PhD in Life
Folks are sometimes surprised to learn I actually went to college. It could be they’re surprised I could get in, much less graduate. But mostly I think they don’t understand why someone would go to four years of advanced education so he could work blue collar jobs half his life. Kids nowadays go to a university, they’re going to come out with a debt that looks mountainous right out of the starting gate. They’re probably not gonna look for a minimum wage job and a cheap apartment above the TV repair shop the way I did. Then again, I didn’t come out of college in the hole. In fact, I rolled out with enough money in the bank from working 30 hour a week jobs while going to school that I figured why work at all for awhile?

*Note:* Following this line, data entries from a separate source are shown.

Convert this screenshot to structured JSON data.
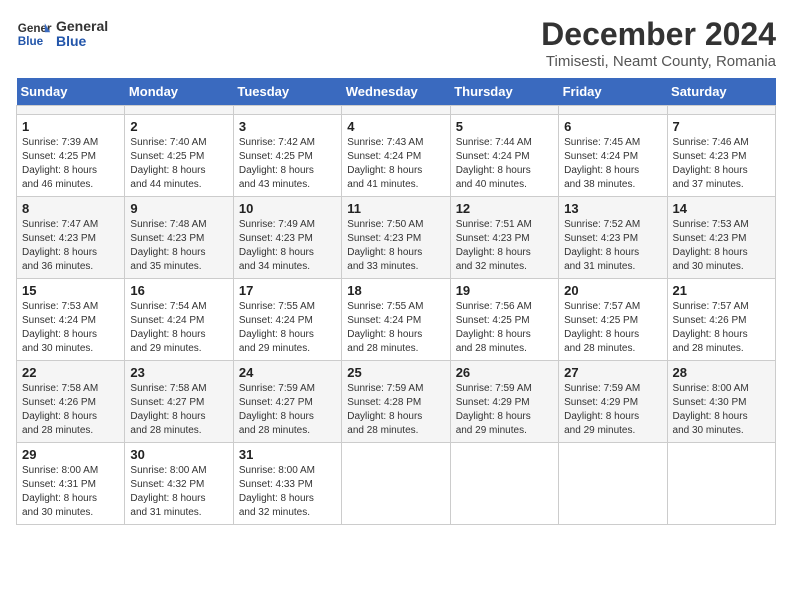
{
  "header": {
    "logo_line1": "General",
    "logo_line2": "Blue",
    "title": "December 2024",
    "subtitle": "Timisesti, Neamt County, Romania"
  },
  "calendar": {
    "days_of_week": [
      "Sunday",
      "Monday",
      "Tuesday",
      "Wednesday",
      "Thursday",
      "Friday",
      "Saturday"
    ],
    "weeks": [
      [
        {
          "day": "",
          "info": ""
        },
        {
          "day": "",
          "info": ""
        },
        {
          "day": "",
          "info": ""
        },
        {
          "day": "",
          "info": ""
        },
        {
          "day": "",
          "info": ""
        },
        {
          "day": "",
          "info": ""
        },
        {
          "day": "",
          "info": ""
        }
      ],
      [
        {
          "day": "1",
          "info": "Sunrise: 7:39 AM\nSunset: 4:25 PM\nDaylight: 8 hours\nand 46 minutes."
        },
        {
          "day": "2",
          "info": "Sunrise: 7:40 AM\nSunset: 4:25 PM\nDaylight: 8 hours\nand 44 minutes."
        },
        {
          "day": "3",
          "info": "Sunrise: 7:42 AM\nSunset: 4:25 PM\nDaylight: 8 hours\nand 43 minutes."
        },
        {
          "day": "4",
          "info": "Sunrise: 7:43 AM\nSunset: 4:24 PM\nDaylight: 8 hours\nand 41 minutes."
        },
        {
          "day": "5",
          "info": "Sunrise: 7:44 AM\nSunset: 4:24 PM\nDaylight: 8 hours\nand 40 minutes."
        },
        {
          "day": "6",
          "info": "Sunrise: 7:45 AM\nSunset: 4:24 PM\nDaylight: 8 hours\nand 38 minutes."
        },
        {
          "day": "7",
          "info": "Sunrise: 7:46 AM\nSunset: 4:23 PM\nDaylight: 8 hours\nand 37 minutes."
        }
      ],
      [
        {
          "day": "8",
          "info": "Sunrise: 7:47 AM\nSunset: 4:23 PM\nDaylight: 8 hours\nand 36 minutes."
        },
        {
          "day": "9",
          "info": "Sunrise: 7:48 AM\nSunset: 4:23 PM\nDaylight: 8 hours\nand 35 minutes."
        },
        {
          "day": "10",
          "info": "Sunrise: 7:49 AM\nSunset: 4:23 PM\nDaylight: 8 hours\nand 34 minutes."
        },
        {
          "day": "11",
          "info": "Sunrise: 7:50 AM\nSunset: 4:23 PM\nDaylight: 8 hours\nand 33 minutes."
        },
        {
          "day": "12",
          "info": "Sunrise: 7:51 AM\nSunset: 4:23 PM\nDaylight: 8 hours\nand 32 minutes."
        },
        {
          "day": "13",
          "info": "Sunrise: 7:52 AM\nSunset: 4:23 PM\nDaylight: 8 hours\nand 31 minutes."
        },
        {
          "day": "14",
          "info": "Sunrise: 7:53 AM\nSunset: 4:23 PM\nDaylight: 8 hours\nand 30 minutes."
        }
      ],
      [
        {
          "day": "15",
          "info": "Sunrise: 7:53 AM\nSunset: 4:24 PM\nDaylight: 8 hours\nand 30 minutes."
        },
        {
          "day": "16",
          "info": "Sunrise: 7:54 AM\nSunset: 4:24 PM\nDaylight: 8 hours\nand 29 minutes."
        },
        {
          "day": "17",
          "info": "Sunrise: 7:55 AM\nSunset: 4:24 PM\nDaylight: 8 hours\nand 29 minutes."
        },
        {
          "day": "18",
          "info": "Sunrise: 7:55 AM\nSunset: 4:24 PM\nDaylight: 8 hours\nand 28 minutes."
        },
        {
          "day": "19",
          "info": "Sunrise: 7:56 AM\nSunset: 4:25 PM\nDaylight: 8 hours\nand 28 minutes."
        },
        {
          "day": "20",
          "info": "Sunrise: 7:57 AM\nSunset: 4:25 PM\nDaylight: 8 hours\nand 28 minutes."
        },
        {
          "day": "21",
          "info": "Sunrise: 7:57 AM\nSunset: 4:26 PM\nDaylight: 8 hours\nand 28 minutes."
        }
      ],
      [
        {
          "day": "22",
          "info": "Sunrise: 7:58 AM\nSunset: 4:26 PM\nDaylight: 8 hours\nand 28 minutes."
        },
        {
          "day": "23",
          "info": "Sunrise: 7:58 AM\nSunset: 4:27 PM\nDaylight: 8 hours\nand 28 minutes."
        },
        {
          "day": "24",
          "info": "Sunrise: 7:59 AM\nSunset: 4:27 PM\nDaylight: 8 hours\nand 28 minutes."
        },
        {
          "day": "25",
          "info": "Sunrise: 7:59 AM\nSunset: 4:28 PM\nDaylight: 8 hours\nand 28 minutes."
        },
        {
          "day": "26",
          "info": "Sunrise: 7:59 AM\nSunset: 4:29 PM\nDaylight: 8 hours\nand 29 minutes."
        },
        {
          "day": "27",
          "info": "Sunrise: 7:59 AM\nSunset: 4:29 PM\nDaylight: 8 hours\nand 29 minutes."
        },
        {
          "day": "28",
          "info": "Sunrise: 8:00 AM\nSunset: 4:30 PM\nDaylight: 8 hours\nand 30 minutes."
        }
      ],
      [
        {
          "day": "29",
          "info": "Sunrise: 8:00 AM\nSunset: 4:31 PM\nDaylight: 8 hours\nand 30 minutes."
        },
        {
          "day": "30",
          "info": "Sunrise: 8:00 AM\nSunset: 4:32 PM\nDaylight: 8 hours\nand 31 minutes."
        },
        {
          "day": "31",
          "info": "Sunrise: 8:00 AM\nSunset: 4:33 PM\nDaylight: 8 hours\nand 32 minutes."
        },
        {
          "day": "",
          "info": ""
        },
        {
          "day": "",
          "info": ""
        },
        {
          "day": "",
          "info": ""
        },
        {
          "day": "",
          "info": ""
        }
      ]
    ]
  }
}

That, for you ambitious young’uns, was the first mistake.
You can learn to like not working for other people. Or, in my case, you can learn that on top of hating to work for other people. I took summers off, then I took spring and fall off. Mostly I would work for two or three months, give notice and take a long well-deserved vacation traveling around the country. Which is how I found Washington State and the Olympic Peninsula. I vowed to move out, buy a slug farm, cultivate mosses and ferns, make a new life in the foggy temperate rainforests. I didn’t quite make it to the coast, but … close enough for me.
I guess if you graduate with a degree as versatile as an English major – coupled with a second major in Sociology – your options for careers are pretty near exponential. Meaning, you can work most of those jobs folks with MBA’s from Harvard probably aren’t applying for. Nowadays the young student is more likely to take a degree in business or international studies than American Literature given that tuition costs aren’t the 250 dollars a semester I had to dole out back in 1968. 500 bucks a year. 2000 for the whole she-bang. Don’t ask me why I didn’t get a PhD for that kind of money. I should’ve. Except I was itching to see the country and I had a 1962 Rambler and I was fed up with schooling.
Life looked like an open road, let me tell you. And … it was. For awhile. But you quit jobs the way I quit jobs, pretty soon your resume tells any prospective employer you may not stick around real long. Hard to imagine why a young buck like myself wouldn’t want to make a career out of kennel worker at the local dog pound, I know, but oddly, employers value loyalty and longevity, even if it paid $1.75 an hour back then.
And pretty soon even a will-of-the-wisp worker like myself realizes the job market is evaporating faster than the icebergs polar bears are sailing. Combine that with the less than rosy employment opportunities of the South End, you maybe can see why entrepreneurism works for some of us desperate dead end graduates. Which, looking back now from a few decades of a so-called career in art, it did. Sure, it could’ve turned out tragic. It could’ve been a cautionary tale for my friends to tell their kids. ‘You want to turn out like Skeeter, go ahead, keep flunking math in your senior year, see how you like living hand to mouth in some hellhole.” As it turns out they keep their kids away from me about the time when college applications are due. You don’t let them play with a happy artist when what they need is to buckle down and make some serious Life Decisions.
I hear a lot of talk these days that history and literature and the fine arts are a waste of time for a college to offer. Not worth the high tuition when you rank it against potential earnings. I think that kind of thinking is too sad for words. That kind of thinking is right out of the mouths of the folks with no imagination and no use for one. Speaking for those of us with ‘useless’ degrees, I can say my education didn’t end back in 1972 when I missed graduation ceremonies. What I learned was learning is a lifetime endeavor. It didn’t end with a job. It didn’t end at all. You ask me, whatever that cost, it was worth every cent.